「あれ苗木くん可愛い格好してるね」

「あ、狛枝くん!今日はハロウィンだから仮装してみたんだ」

「可愛らしいわんこだなぁ…あぁ、たまらない」

「…狼人間のつもりなんだけど」

「あ、狼?ふふ、肉食な苗木くんに食べられちゃうのかな僕は」

「…」

「そうだ、ハロウィンならお馴染みの台詞を言わないとね。トリックオアトリート。お菓子ちょうだい、苗木くん」

「え、それ僕の台詞」

「あれ、もしかしてない?」

「いや、僕は貰う側で…」

「聞いてるのは僕だよ?」

「……う……ない」

「そっかぁ、ないのかぁ」

「…」

「じゃあイタズラしないとね」

「(嫌な予感しかしない…)」

「別に取って食おうってわけじゃないからそんな顔しないで」

「ほ、ほんとに?」

「うん」

「ほっ」

「じゃあそうだなぁ…とりあえずそのふさふさの尻尾をこっちに取り替えてもらおうかな」

「……なにそれ」

「ん?尻尾だよ?」

「……なんか、ヴィンヴィンしてるけど」

「あぁ動く尻尾なんだ、高性能でしょ?」

「………ちょっと、僕、他にも回らなきゃいけないから…」

「あれ苗木くんどこ行くの。

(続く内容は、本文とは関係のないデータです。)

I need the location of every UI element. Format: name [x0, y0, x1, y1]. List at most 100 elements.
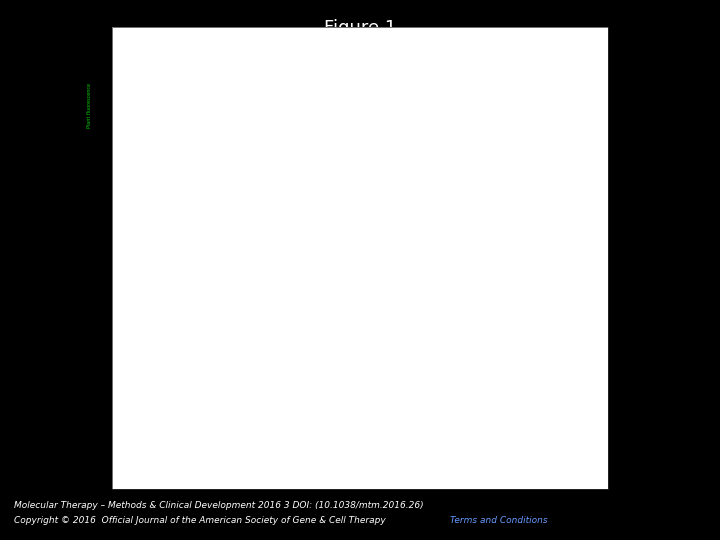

お菓子持ってなかったんだからきっちりイタズラしなきゃ」

「ちょ、うわ!どこ触って…ひいッ誰か、助け、霧切さああああああん!!!」


もう狛枝くんのところにお菓子強請りに来ないようにしよう。そう決意せざるおえない程の傷を負った僕は半泣きでその場から逃げた。コマエダクンコワイ。